In contrast, associations between active screen time and adolescent mood and anxiety disorders were small in magnitude and failed to reach statistical significance. While our findings on the association between passive screen time and major depressive episode is consistent with previous studies documenting associations between passive screen time and adolescent depressive symptoms [16, 17, 23, 24], associations with active screen time conflict with others that have documented positive associations between active screen time and adolescent depressive and anxiety symptoms [15, 25, 26]. It is important to note, however, that previous studies failed to examine different types of screen time use simultaneously. Therefore, they are not directly comparable to the current findings.

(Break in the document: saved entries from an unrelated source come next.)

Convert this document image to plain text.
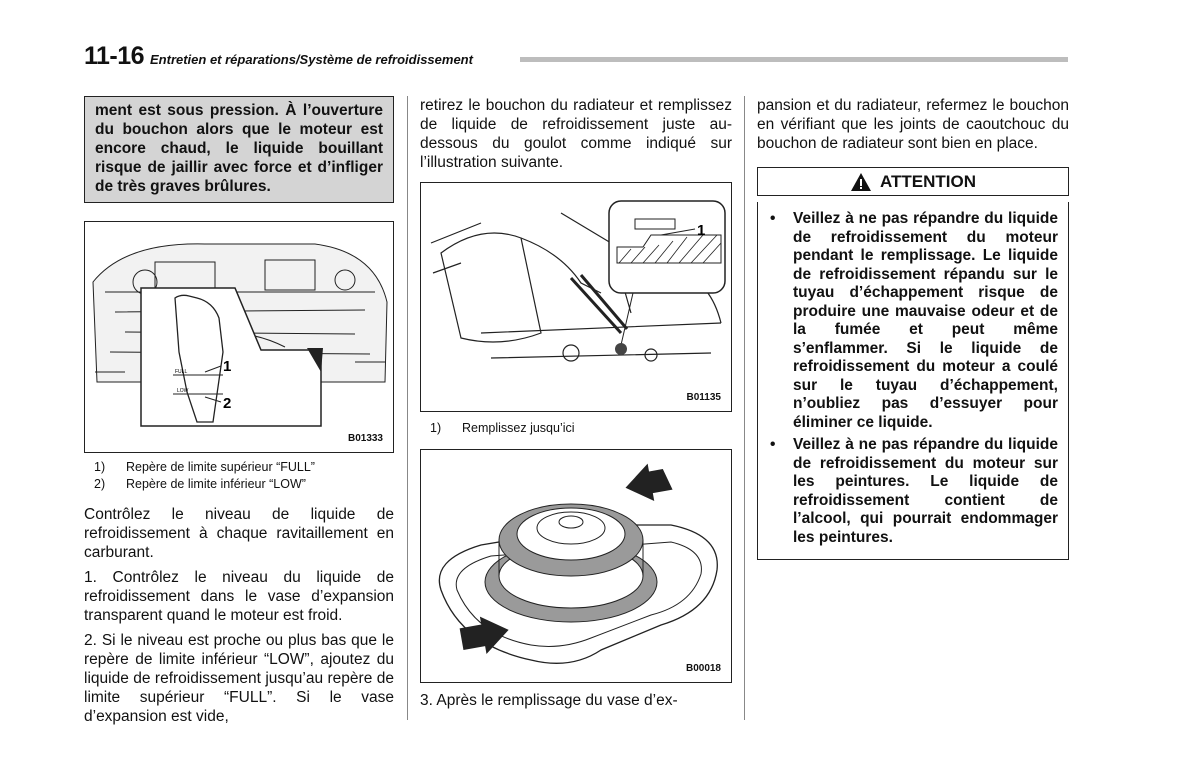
11-16 Entretien et réparations/Système de refroidissement
ment est sous pression. À l’ouverture du bouchon alors que le moteur est encore chaud, le liquide bouillant risque de jaillir avec force et d’infliger de très graves brûlures.
FULL
LOW
1
2
B01333
1)	Repère de limite supérieur “FULL”
2)	Repère de limite inférieur “LOW”

Contrôlez le niveau de liquide de refroidissement à chaque ravitaillement en carburant.

1. Contrôlez le niveau du liquide de refroidissement dans le vase d’expansion transparent quand le moteur est froid.

2. Si le niveau est proche ou plus bas que le repère de limite inférieur “LOW”, ajoutez du liquide de refroidissement jusqu’au repère de limite supérieur “FULL”. Si le vase d’expansion est vide,

retirez le bouchon du radiateur et remplissez de liquide de refroidissement juste au-dessous du goulot comme indiqué sur l’illustration suivante.

1
B01135
1)	Remplissez jusqu’ici
B00018

3. Après le remplissage du vase d’ex-

pansion et du radiateur, refermez le bouchon en vérifiant que les joints de caoutchouc du bouchon de radiateur sont bien en place.

ATTENTION
• Veillez à ne pas répandre du liquide de refroidissement du moteur pendant le remplissage. Le liquide de refroidissement répandu sur le tuyau d’échappement risque de produire une mauvaise odeur et de la fumée et peut même s’enflammer. Si le liquide de refroidissement du moteur a coulé sur le tuyau d’échappement, n’oubliez pas d’essuyer pour éliminer ce liquide.
• Veillez à ne pas répandre du liquide de refroidissement du moteur sur les peintures. Le liquide de refroidissement contient de l’alcool, qui pourrait endommager les peintures.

Active screen time (e.g. chatting, video gaming, working, surfing the internet) is interactive and cognitively engaging while the passive screen time (e.g. watching TV, video, YouTube) is more static and solitary. The social displacement model may help explain the differential associations between passive and active forms of screen time and adolescent major depressive episodes and anxiety disorders reported in the current study [58, 59]. The theory posits that the time spent on screens will displace the opportunity to interact with other people. Therefore, engaging in passive screen time may reduce possible opportunities to interact with others. Notably, our finding that 4 or more hours of passive screen time was significantly associated with major depressive episode, social phobia and generalized anxiety disorder while no association was found with specific phobias which provides support for this explanation. In other words, the static and solitary aspect of passive screen time may be linked with internalizing disorders that reflect a lack of social interaction. To this end, our findings may help inform guidelines that consider the differential impact of passive versus active screen time on adolescent mental health to prevent internalizing disorders. However, given the cross-sectional nature of our study, replication and extension of our findings using longitudinal designs are warranted to evaluate the possibility of reverse causation, whereby individuals who are depressed are more likely to engage in passive forms of screen time.

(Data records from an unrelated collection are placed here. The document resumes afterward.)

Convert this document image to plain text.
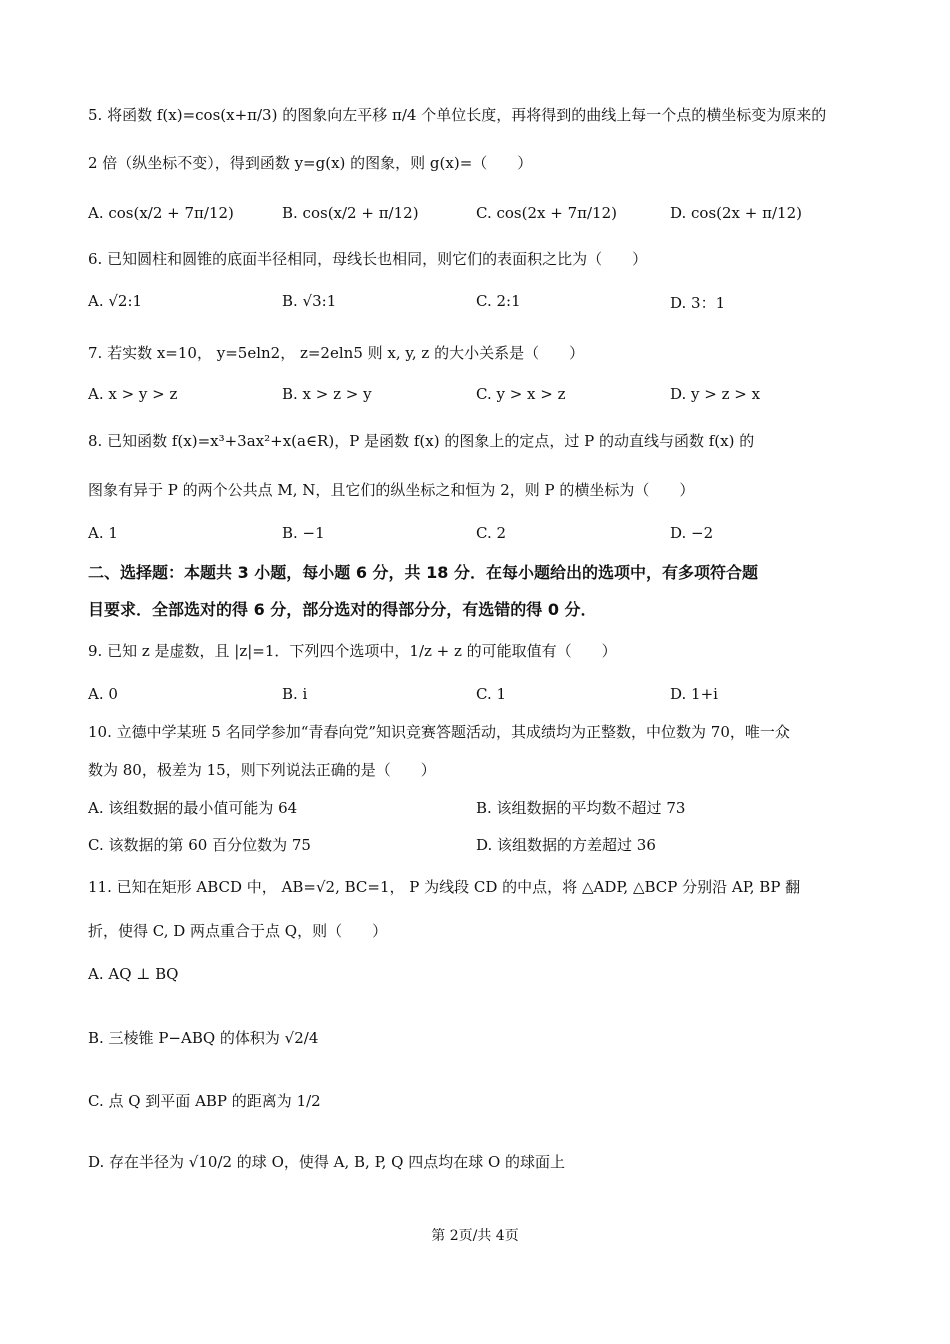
5. 将函数 f(x)=cos(x+π/3) 的图象向左平移 π/4 个单位长度，再将得到的曲线上每一个点的横坐标变为原来的
2 倍（纵坐标不变），得到函数 y=g(x) 的图象，则 g(x)=（　　）
A. cos(x/2 + 7π/12)	B. cos(x/2 + π/12)	C. cos(2x + 7π/12)	D. cos(2x + π/12)
6. 已知圆柱和圆锥的底面半径相同，母线长也相同，则它们的表面积之比为（　　）
A. √2:1	B. √3:1	C. 2:1	D. 3：1
7. 若实数 x=10， y=5eln2， z=2eln5 则 x, y, z 的大小关系是（　　）
A. x > y > z	B. x > z > y	C. y > x > z	D. y > z > x
8. 已知函数 f(x)=x³+3ax²+x(a∈R)，P 是函数 f(x) 的图象上的定点，过 P 的动直线与函数 f(x) 的
图象有异于 P 的两个公共点 M, N，且它们的纵坐标之和恒为 2，则 P 的横坐标为（　　）
A. 1	B. −1	C. 2	D. −2
二、选择题：本题共 3 小题，每小题 6 分，共 18 分．在每小题给出的选项中，有多项符合题
目要求．全部选对的得 6 分，部分选对的得部分分，有选错的得 0 分．
9. 已知 z 是虚数，且 |z|=1．下列四个选项中，1/z + z 的可能取值有（　　）
A. 0	B. i	C. 1	D. 1+i
10. 立德中学某班 5 名同学参加“青春向党”知识竞赛答题活动，其成绩均为正整数，中位数为 70，唯一众
数为 80，极差为 15，则下列说法正确的是（　　）
A. 该组数据的最小值可能为 64	B. 该组数据的平均数不超过 73
C. 该数据的第 60 百分位数为 75	D. 该组数据的方差超过 36
11. 已知在矩形 ABCD 中， AB=√2, BC=1， P 为线段 CD 的中点，将 △ADP, △BCP 分别沿 AP, BP 翻
折，使得 C, D 两点重合于点 Q，则（　　）
A. AQ ⊥ BQ
B. 三棱锥 P−ABQ 的体积为 √2/4
C. 点 Q 到平面 ABP 的距离为 1/2
D. 存在半径为 √10/2 的球 O，使得 A, B, P, Q 四点均在球 O 的球面上
第 2页/共 4页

There are several limitations to the current study. The cross-sectional design precludes our ability to understand the temporal ordering between screen time and adolescent major depressive episode and anxiety disorders, and the exact role of physical activity and sleep in these associations. Second, the sole reliance on one self-reported item to assess each of passive and active screen time may reduce measurement sensitivity and contribute to measurement error [15]. For instance, it is possible that adolescents multi-task (e.g. texting while watching TV) which may be more challenging to capture through self-reports of average hours spent on passive and active screen time. More digitalized approaches to measuring screen time should be used in future studies. Lastly, our approach for measuring screen time lacked specificity, with respect to the different types of screen and media content (i.e. access Social Network Sites, video gaming, internet surfing) or failed to differentiate adolescents spending more than 4 h per day on screen.

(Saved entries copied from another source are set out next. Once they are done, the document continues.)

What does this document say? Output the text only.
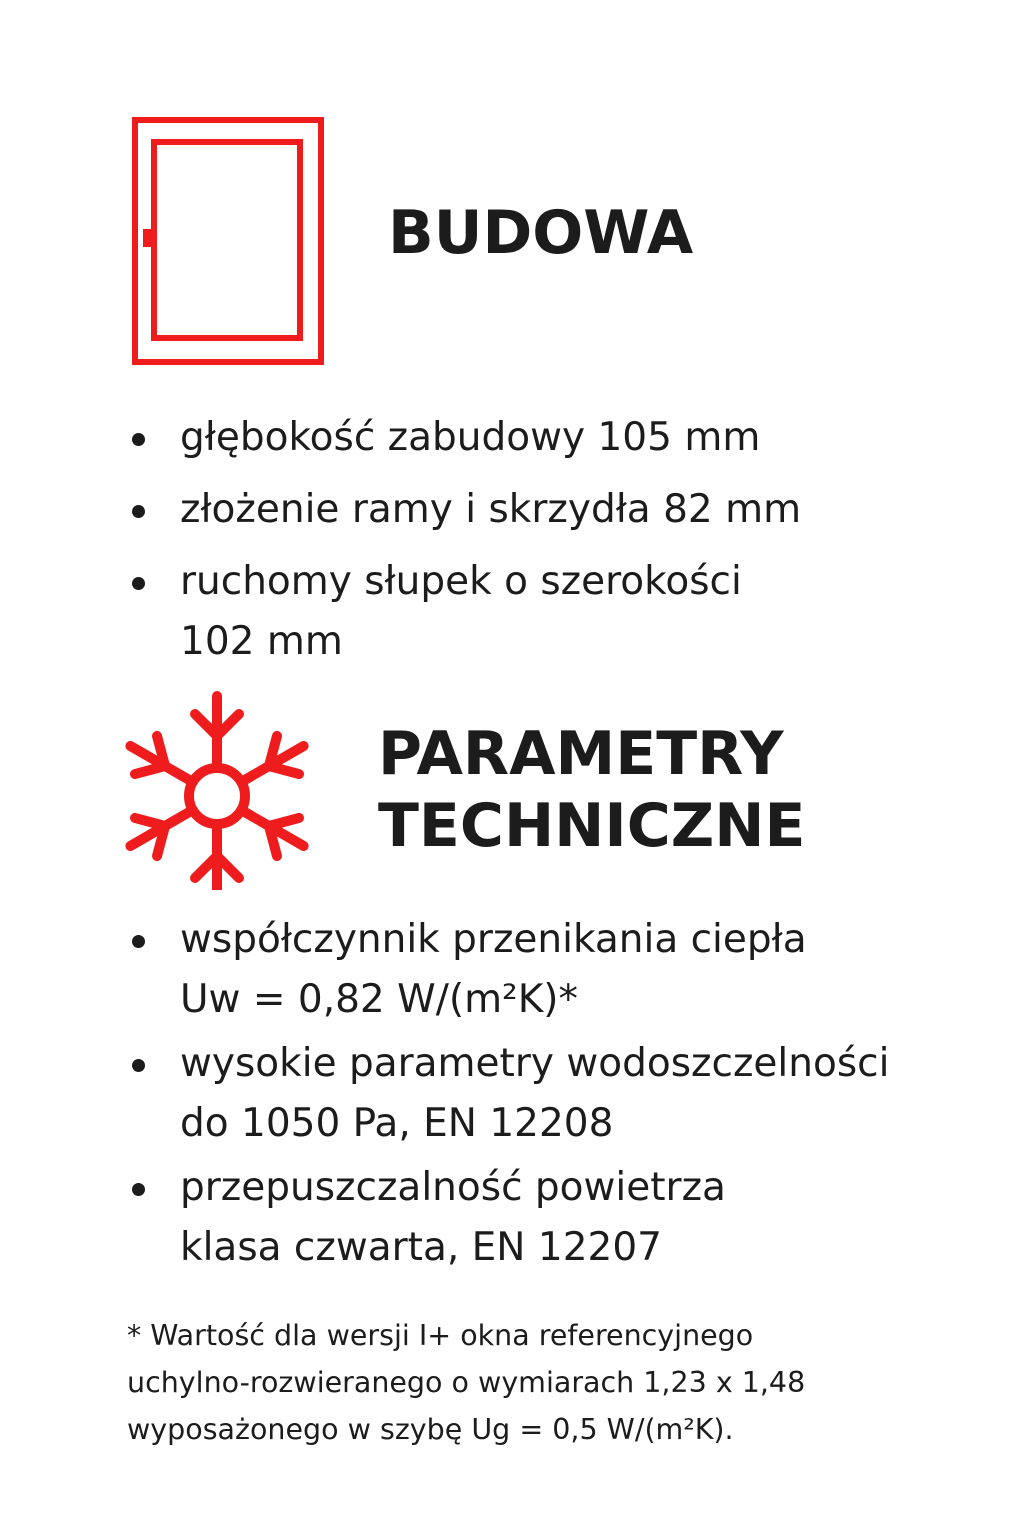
BUDOWA
głębokość zabudowy 105 mm
złożenie ramy i skrzydła 82 mm
ruchomy słupek o szerokości
102 mm
PARAMETRY
TECHNICZNE
współczynnik przenikania ciepła
Uw = 0,82 W/(m²K)*
wysokie parametry wodoszczelności
do 1050 Pa, EN 12208
przepuszczalność powietrza
klasa czwarta, EN 12207

* Wartość dla wersji I+ okna referencyjnego
uchylno-rozwieranego o wymiarach 1,23 x 1,48
wyposażonego w szybę Ug = 0,5 W/(m²K).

Despite the aforementioned limitations, our findings add to the current literature by examining the differential association of active versus passive screen time use on adolescent mood and anxiety disorders in a representative sample. Adolescent mental health is highly contingent upon their social lifestyle, which is characterized by the integrated use of devices with screens into their daily lives. Hence, understanding the differential role of active and passive screen time use in adolescent mood and anxiety disorders is critical. Currently, the American Academy of Pediatrics [60] and Canadian guidelines for sedentary activity [61]recommend that adolescents engage in no more than 2 h of screen time per day. However, in Canada, less than 20% of youth meet these guidelines [62, 63], spending 7–8 h daily in front of screens [64]. Evidence arising from the current study can help inform guidelines directed to youth, parents and practitioners around the risks associated with different forms of screen time.